The Art of the Steal: Intrigue in the Museum World

Matisse called the Barnes Foundation “the only sane place to see art in America.” But the clamor over moving one of the world’s foremost collections of impressionist, post-impressionist, and modern art from its small, intimate home in the bucolic suburb of Merion, Pennsylvania, to center-city Philadelphia (4.6 miles away), has been anything but reasonable. Unapologetically on the side of those who oppose the relocation (executive producer Lenny Feinberg is, like many of the doc’s impassioned interlocutors, a former student of the Barnes Foundation), The Art of the Steal presents its aesthetes versus Phila-stines argument cogently and engagingly. Director/cinematographer Don Argott digs deep to recount the struggle for control of this legendary institution, founded by cranky, liberal physician Albert C. Barnes in 1922 solely for educational purposes.
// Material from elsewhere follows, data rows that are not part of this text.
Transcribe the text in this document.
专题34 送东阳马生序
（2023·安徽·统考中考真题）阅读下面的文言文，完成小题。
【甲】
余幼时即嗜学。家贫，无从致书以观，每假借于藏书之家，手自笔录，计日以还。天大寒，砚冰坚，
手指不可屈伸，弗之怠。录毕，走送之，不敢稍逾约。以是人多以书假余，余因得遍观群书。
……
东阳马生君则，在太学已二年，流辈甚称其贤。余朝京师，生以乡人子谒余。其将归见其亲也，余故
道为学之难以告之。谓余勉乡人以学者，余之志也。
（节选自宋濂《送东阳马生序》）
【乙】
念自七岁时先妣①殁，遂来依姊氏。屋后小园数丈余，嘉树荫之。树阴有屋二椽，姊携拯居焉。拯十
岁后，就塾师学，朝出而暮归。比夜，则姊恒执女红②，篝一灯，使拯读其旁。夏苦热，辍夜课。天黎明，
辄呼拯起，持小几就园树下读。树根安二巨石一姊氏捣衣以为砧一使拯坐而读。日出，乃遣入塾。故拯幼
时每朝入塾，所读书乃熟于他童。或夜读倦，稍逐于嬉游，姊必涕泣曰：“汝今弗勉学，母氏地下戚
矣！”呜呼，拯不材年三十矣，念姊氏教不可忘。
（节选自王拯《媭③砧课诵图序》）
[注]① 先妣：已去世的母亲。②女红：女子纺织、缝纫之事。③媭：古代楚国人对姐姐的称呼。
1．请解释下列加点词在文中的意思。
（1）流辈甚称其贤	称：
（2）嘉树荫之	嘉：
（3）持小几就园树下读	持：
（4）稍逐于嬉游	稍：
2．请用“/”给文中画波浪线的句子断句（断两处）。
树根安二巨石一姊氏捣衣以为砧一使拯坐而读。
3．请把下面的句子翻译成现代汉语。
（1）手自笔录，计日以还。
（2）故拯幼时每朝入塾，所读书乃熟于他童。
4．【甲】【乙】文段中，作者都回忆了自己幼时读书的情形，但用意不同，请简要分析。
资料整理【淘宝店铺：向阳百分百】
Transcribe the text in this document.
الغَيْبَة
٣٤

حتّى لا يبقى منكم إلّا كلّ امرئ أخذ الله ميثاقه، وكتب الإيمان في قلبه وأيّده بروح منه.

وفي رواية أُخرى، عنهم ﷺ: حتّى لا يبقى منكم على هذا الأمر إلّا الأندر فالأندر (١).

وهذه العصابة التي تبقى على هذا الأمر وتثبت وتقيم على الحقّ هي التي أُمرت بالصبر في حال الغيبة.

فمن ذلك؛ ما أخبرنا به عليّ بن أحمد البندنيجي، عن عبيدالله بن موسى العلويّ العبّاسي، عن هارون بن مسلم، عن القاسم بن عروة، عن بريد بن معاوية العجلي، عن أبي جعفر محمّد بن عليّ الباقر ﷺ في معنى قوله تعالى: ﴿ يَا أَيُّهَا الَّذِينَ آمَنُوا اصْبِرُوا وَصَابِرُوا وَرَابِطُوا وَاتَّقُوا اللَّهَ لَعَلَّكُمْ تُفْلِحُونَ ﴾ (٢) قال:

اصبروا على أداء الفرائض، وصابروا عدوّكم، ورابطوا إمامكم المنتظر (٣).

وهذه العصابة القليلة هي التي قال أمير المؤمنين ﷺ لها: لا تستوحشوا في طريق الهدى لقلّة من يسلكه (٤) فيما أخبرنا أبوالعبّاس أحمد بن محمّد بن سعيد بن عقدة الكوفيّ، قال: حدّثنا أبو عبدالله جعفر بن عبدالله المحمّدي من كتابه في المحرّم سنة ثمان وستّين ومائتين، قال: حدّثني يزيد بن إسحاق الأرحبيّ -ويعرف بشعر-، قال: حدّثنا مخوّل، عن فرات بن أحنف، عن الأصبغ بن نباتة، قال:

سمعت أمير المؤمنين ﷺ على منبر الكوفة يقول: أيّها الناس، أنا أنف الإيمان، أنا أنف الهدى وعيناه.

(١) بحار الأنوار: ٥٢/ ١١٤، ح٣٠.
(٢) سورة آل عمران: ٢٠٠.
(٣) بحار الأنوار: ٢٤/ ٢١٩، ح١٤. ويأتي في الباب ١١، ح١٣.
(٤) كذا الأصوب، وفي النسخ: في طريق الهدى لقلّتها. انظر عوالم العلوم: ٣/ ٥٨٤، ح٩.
The film makes clear that arguments about the foundation’s inaccessibility in Merion are disingenuous at best—that moving the collection to the city represents the triumph of money and power not just over the express wishes of one man, but the public’s opportunity to have a singular experience with an astonishing array of art in its original setting. Steal‘s thorough research makes it one of the most successful advocacy docs in recent years, and may prompt some firsthand investigating of your own.